To be released April 27, 2010:
It begins with the subject of Roosevelt himself, from his habits to friends to family life. His tough guy persona that needed women to soothe him, and his blistering desire to fight. Any fight. He was closely allied with Henry Cabot Lodge, a somewhat snobbish and whiny man that helped him frame his Presidential plans. Roosevelt wanted war, often considering if he could find an excuse to invade Mexico or Canada, and disappointed when one wasn't found. Cuba had been on his mind for some time before it became a realistic possibility.
Aiding Roosevelt, albeit unintentionally, was William Randolph Hearst, a genuine oddball who also wanted to see America fight (and gain) Cuba. His motives were more obscure: he wanted to sell more papers, and called his skill "the journalism that acts". War would help him make money and gain influence, influence he was eager to use in his political circles. At one point, even though no real threat from Cuba existed, he pondered ways to agitate Cuba. He had Tiffany's make a sword and engrave it with "Viva Cuba Libre", scheming that delivering the sword to Maximo Gomez would get a reporter inside for an exclusive scoop. This failed, and he later hired reporters Richard Harding Davis and Frederic Remington (the Remington) to go to Cuba as 'envoys'. Remington grew bored with the lack of excitement in Cuba, and sent Hearst a telegram stating he wished to return.
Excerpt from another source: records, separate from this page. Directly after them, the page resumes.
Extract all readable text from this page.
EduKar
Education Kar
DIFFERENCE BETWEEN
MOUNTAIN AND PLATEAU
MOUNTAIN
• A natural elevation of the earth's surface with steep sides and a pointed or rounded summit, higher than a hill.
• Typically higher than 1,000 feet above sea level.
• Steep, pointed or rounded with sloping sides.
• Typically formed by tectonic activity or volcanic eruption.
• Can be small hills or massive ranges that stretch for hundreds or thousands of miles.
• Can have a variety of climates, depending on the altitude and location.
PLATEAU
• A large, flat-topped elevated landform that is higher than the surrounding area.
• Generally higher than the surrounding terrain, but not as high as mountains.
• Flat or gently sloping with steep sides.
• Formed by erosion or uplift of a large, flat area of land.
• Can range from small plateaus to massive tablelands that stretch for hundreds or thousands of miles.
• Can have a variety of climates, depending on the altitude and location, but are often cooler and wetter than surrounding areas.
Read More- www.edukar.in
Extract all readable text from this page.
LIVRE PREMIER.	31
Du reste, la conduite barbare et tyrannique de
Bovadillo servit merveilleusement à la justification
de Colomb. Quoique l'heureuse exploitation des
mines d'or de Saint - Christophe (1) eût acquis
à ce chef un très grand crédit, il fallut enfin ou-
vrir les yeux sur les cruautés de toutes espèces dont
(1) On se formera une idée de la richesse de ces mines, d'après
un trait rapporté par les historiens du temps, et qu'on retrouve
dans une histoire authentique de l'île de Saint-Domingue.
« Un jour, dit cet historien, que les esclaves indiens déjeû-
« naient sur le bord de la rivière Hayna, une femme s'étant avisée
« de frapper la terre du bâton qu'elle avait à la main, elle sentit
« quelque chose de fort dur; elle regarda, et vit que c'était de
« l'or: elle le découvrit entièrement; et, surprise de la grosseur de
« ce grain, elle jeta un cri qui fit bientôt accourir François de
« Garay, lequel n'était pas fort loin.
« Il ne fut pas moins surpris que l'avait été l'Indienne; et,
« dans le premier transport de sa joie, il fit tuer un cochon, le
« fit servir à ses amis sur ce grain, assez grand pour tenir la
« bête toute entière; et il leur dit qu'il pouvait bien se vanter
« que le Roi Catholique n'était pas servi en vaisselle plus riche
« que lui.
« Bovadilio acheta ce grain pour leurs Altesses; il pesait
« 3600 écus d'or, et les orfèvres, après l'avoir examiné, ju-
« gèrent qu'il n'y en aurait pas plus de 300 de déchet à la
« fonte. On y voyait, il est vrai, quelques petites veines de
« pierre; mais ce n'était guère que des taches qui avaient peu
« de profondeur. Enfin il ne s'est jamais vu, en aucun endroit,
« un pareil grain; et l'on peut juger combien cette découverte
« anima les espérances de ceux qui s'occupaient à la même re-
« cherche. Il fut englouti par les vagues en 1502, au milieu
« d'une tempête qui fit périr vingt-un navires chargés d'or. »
Hearst responded with the now famous line "Please remain. You furnish the pictures, and I'll furnish the war." Time passed and the explosion of the USS Maine in Havana harbor set in motion the path of war that Hearst and Roosevelt both eagerly anticipated. While the cause of the explosion was disputed even then, the facts were irrelevant. They had their war.
The book is amazingly researched and detailed, and illuminates many personality quirks that I'd missed in other readings of the time period. Thomas doesn't simply portray these men as hate-mongering bullies, but softens it a bit to tell us why they were driven to that end. He portrays both the cultural and political events of the era in a fast paced and almost gossipy read.
What makes it frightening is to recognize the parallels of then and now. Strong personalities, the advantages of wealth and power, and a quick-to-exploit media all are featured in our daily lives. In fact, many of the techniques and manipulations of the press that Hearst used are standard playbook policies now. When I first started reading this I thought, 'how could this be true?' Having completed it, I can say it is too true to ignore. We still have out-of-touch politicians who care little for the soldiers that fight for them, and huge media moguls still dominate the way we get information. This book is an excellent way to evaluate what we see now, in view of the past.
Special thanks to Kelly Leonard of Little, Brown for the Advanced Reader's Copy.